/libidle

Determine when a process has "gone idle", ie. every thread is blocking.

Primary LanguageCBoost Software License 1.0BSL-1.0

libidle

Determine when a process has "gone idle", ie. every thread is blocking.

Rationale

When writing system tests, it's common to wait a second for the process being tested to come to rest and finish processing some input. Preferably, you would instead wait for the request to complete or for some externally queryable state to change, but this cannot always be done. The more generic test is simply to wait until the process has "come to rest": meaning, all threads are stuck in blocking system calls that aren't going to wake up on their own:

  • socket reads
  • sleep calls
  • waits on semaphores that haven't been posted in another thread
  • waits on condition variables that haven't been signalled in another thread

When this state is reached, the test can safely proceed to the next stage.

Usage

Invocation

Preload the library when executing the process in question.

LIBIDLE_STATEFILE=tmpfile LD_PRELOAD=libidle.so process

The tmpfile will be created, if it doesn't exist. While the process is busy, libidle will keep an exclusive lock on this file. Simply try to open it for writing and you will block until the process is idle.

When the process is idle, the file will contain a serial number. Every time the process goes busy, this number increments by one. This can be used to detect very short processes - send your data to the process, then wait until it has gone idle and the serial number has changed.

Verbose Output

Set LIBIDLE_VERBOSE= to see thread state changes printed to standard output. On every state change, each thread's state will be printed in a row:

  • '-' when busy (not in a known blocking call, ie. assumed to be running normally)
  • 'b' when blocked, ie. waiting on a semaphore or condition variable
  • 'B' when forced busy
  • 's' when sleeping on a semaphore or condition variable
  • 'S' when sleeping on a semaphore or condition variable that has already been signaled and is about to wake up
  • 'i' when forced idle
  • '?' when waiting on an unknown semaphore (this is a bug)

Lower-case letters indicate a thread that is considered "idle"; upper-case letters indicate a thread that is considered "busy".

Your program is considered idle if all threads are idle.

Controlling libidle from your program

You can indicate to libidle that a thread should be considered busy, or considered idle, for a while.

void (*libidle_enable_forced_idle)() = dlsym(RTLD_DEFAULT, "libidle_enable_forced_idle");
void (*libidle_disable_forced_idle)() = dlsym(RTLD_DEFAULT, "libidle_disable_forced_idle");
void (*libidle_enable_forced_busy)() = dlsym(RTLD_DEFAULT, "libidle_enable_forced_busy");
void (*libidle_disable_forced_busy)() = dlsym(RTLD_DEFAULT, "libidle_disable_forced_busy");

For instance:

  • While waiting for HTTP requests, set the serving thread to forced idle until a complete request has been received.
  • While requesting an external resource from a mock service, set the requesting thread to forced busy to indicate you are expecting a response before the test may proceed.

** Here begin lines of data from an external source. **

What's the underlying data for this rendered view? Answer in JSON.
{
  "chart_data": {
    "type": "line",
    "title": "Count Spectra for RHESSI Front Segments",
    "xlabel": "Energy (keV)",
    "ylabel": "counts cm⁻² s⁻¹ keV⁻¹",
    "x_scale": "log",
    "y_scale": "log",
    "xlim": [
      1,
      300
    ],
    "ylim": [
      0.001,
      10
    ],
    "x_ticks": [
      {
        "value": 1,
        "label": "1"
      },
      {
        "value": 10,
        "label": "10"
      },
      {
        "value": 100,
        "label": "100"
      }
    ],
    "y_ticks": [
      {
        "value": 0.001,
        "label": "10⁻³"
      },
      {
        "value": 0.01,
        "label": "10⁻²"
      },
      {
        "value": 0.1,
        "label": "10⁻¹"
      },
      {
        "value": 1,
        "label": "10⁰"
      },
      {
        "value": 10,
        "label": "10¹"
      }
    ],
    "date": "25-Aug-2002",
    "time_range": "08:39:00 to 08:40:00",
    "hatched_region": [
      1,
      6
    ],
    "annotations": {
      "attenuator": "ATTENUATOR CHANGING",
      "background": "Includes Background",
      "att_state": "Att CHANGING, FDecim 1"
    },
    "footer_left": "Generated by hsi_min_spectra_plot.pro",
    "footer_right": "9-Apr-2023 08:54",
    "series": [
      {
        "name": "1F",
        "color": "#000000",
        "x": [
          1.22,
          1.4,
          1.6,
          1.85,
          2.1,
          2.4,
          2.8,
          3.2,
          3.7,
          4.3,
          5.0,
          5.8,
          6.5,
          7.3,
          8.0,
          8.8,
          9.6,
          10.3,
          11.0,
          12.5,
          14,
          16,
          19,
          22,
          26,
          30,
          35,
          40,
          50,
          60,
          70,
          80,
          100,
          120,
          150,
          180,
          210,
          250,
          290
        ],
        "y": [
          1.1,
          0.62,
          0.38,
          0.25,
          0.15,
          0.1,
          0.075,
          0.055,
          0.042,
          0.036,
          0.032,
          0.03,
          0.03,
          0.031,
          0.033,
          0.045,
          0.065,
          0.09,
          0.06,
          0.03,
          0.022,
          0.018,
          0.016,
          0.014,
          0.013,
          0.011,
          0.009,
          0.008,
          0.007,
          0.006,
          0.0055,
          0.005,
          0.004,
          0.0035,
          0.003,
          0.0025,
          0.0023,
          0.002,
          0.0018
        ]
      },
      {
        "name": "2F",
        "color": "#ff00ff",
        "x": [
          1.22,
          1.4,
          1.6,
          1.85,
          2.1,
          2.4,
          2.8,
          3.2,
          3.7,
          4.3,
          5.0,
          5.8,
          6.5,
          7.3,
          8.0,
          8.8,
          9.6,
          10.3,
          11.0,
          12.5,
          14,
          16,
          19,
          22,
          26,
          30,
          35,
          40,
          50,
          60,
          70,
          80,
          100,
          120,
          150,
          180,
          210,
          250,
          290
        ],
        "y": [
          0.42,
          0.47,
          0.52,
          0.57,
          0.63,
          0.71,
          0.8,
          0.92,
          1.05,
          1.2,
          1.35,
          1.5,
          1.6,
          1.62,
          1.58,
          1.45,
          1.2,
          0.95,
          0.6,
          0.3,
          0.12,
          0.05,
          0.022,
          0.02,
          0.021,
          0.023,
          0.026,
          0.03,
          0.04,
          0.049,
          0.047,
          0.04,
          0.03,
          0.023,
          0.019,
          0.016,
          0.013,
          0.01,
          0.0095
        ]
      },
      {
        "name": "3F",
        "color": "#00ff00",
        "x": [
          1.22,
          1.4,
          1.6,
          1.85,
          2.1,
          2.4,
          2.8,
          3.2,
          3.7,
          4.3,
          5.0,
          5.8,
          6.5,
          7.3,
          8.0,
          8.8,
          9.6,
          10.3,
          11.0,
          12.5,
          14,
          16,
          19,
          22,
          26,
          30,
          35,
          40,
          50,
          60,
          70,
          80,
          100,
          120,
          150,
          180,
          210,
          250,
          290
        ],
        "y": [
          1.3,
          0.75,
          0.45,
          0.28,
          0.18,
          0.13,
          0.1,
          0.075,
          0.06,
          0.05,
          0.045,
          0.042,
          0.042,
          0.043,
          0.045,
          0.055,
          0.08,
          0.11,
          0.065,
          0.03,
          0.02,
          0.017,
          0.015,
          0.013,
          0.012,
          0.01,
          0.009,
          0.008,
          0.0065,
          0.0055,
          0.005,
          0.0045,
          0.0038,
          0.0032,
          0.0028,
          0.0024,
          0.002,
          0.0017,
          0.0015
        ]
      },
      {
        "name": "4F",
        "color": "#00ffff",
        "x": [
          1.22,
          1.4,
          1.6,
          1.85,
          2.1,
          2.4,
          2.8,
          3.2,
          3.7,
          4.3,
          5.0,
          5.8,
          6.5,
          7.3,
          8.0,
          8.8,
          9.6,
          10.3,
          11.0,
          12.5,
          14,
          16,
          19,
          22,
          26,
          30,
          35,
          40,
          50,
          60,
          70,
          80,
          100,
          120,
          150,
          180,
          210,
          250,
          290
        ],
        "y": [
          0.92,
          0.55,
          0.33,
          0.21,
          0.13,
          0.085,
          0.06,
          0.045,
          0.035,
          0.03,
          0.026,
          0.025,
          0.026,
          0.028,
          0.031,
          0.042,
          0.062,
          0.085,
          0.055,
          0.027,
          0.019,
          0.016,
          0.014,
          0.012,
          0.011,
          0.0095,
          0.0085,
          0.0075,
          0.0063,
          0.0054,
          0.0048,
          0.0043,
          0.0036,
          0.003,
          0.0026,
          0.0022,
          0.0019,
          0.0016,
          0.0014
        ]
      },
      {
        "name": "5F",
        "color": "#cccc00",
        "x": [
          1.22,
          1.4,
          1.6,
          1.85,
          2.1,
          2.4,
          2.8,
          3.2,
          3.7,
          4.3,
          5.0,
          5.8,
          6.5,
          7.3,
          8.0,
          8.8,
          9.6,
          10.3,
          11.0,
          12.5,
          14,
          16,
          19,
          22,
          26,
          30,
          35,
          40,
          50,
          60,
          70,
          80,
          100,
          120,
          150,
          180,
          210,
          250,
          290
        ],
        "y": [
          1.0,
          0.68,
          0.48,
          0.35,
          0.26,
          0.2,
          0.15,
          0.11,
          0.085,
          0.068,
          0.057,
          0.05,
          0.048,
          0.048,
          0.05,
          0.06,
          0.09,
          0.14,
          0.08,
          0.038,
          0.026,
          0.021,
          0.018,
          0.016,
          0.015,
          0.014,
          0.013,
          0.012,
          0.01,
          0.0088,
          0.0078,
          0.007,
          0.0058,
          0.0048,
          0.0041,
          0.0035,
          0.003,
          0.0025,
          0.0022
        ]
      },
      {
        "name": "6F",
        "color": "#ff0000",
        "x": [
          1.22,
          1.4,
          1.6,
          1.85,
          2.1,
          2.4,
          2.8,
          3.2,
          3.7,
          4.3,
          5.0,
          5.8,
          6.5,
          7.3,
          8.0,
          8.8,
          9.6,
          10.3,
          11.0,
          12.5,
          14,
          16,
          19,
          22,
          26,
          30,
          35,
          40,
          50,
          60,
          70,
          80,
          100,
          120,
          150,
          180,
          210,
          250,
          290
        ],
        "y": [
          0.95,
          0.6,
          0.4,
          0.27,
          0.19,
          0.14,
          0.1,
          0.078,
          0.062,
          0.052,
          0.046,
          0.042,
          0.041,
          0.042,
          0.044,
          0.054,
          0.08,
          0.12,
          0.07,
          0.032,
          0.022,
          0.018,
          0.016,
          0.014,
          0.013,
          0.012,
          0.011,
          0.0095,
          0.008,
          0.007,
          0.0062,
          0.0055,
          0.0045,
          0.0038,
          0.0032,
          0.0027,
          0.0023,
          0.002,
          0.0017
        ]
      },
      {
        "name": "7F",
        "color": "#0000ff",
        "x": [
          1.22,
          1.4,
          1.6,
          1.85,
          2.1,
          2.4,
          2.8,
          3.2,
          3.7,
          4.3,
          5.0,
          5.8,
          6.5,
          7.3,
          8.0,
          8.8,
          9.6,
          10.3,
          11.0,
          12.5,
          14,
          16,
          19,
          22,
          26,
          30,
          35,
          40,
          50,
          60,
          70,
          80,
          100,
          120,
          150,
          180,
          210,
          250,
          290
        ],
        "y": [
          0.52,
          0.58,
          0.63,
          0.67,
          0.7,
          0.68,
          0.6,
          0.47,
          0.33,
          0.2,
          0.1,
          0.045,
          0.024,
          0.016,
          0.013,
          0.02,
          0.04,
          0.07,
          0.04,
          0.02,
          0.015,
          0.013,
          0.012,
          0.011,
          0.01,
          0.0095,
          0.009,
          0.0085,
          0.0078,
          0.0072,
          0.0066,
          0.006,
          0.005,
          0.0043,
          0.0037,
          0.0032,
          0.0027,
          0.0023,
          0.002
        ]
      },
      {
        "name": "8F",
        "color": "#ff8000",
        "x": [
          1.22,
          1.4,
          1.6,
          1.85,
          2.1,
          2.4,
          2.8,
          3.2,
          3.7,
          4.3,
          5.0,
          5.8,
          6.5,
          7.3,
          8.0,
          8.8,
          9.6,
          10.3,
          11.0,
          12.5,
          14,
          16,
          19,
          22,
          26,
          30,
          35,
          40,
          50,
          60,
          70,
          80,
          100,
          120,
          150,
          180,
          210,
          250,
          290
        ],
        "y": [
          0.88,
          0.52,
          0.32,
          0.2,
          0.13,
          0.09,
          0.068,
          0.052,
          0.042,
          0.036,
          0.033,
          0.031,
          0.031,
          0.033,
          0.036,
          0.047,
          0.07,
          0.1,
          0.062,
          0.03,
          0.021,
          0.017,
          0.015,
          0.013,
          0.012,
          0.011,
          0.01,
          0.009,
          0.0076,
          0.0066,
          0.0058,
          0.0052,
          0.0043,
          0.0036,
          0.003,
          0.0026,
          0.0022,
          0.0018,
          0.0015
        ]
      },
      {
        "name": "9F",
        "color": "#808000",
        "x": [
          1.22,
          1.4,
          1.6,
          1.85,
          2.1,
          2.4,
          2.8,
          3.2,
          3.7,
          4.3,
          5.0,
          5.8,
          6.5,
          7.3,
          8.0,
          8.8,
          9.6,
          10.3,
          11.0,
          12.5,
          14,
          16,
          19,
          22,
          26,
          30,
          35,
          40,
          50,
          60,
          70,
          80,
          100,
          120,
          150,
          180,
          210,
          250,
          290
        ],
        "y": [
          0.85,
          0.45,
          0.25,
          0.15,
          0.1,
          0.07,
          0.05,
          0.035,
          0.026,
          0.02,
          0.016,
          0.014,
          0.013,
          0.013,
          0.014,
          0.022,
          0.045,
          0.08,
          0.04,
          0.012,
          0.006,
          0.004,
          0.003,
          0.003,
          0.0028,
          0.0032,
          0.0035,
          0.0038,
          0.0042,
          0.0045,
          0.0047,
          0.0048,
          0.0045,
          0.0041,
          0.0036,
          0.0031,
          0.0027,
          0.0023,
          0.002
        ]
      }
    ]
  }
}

At any given time, the outermost pair of forced-idle/forced-busy calls will be in effect! This is because the outmost code is usually the code that knows its intentions the best.

Keep in mind that any enable call must be paired with a matching disable call, in stack order.

Important Warning!

Be exceedingly careful when combining forced idle with condition waits - doing so can break the idleness logic!

Details

Implementing Condition Variables with Semaphores

Posix thread conditions are incredibly finicky. pthread_cond_wait and pthread_cond_timedwait can essentially choose to wake up at any time for any reason. Because of this, they are unsuitable as basic primitives for a "deterministic idleness" library.

Hence, libidle reimplements conditions on top of deterministic semaphores.

To facilitate this, every pthread_cond_signal behaves like pthread_cond_broadcast. This is valid because, as said, wait and timedwait can choose to wake up at any time anyway.

pthread_cond_wait and pthread_cond_broadcast interact in a "condition frame" attached to each condition, consisting of two semaphores, in and out. When a condition is signalled, it immediately creates a new condition frame, ensuring that future waits will only be woken by future signals. It then considers the number of waiting threads and posts n semaphore tokens on in, then acquires n tokens on out.

Each waiting thread similarly acquires a token on in (implementing the actual waiting), then posts a token on out.

After n tokens have been acquired by the broadcasting thread, it knows that the condition frame is completed. At this stage, it destroys and frees the associated semaphores.

Some care is required with timeouts. When a waiting thread times out, it must decrement the number of waiting threads. However, it can occur that signal will signal a condition in the exact moment another thread is timing out. When this happens, the signalling thread would see the wrong number of waiting threads, since the timed-out thread had already returned. To address this, the waiting thread will check if the semaphore has already been signaled via the signaled pointer, in which case it simply acquires a token on in and posts one on out - which it now knows it can do without delay. Conversely, if the signaled flag is not set, the timed-out waiting thread knows that its decrementing the number of waiting threads will be effective.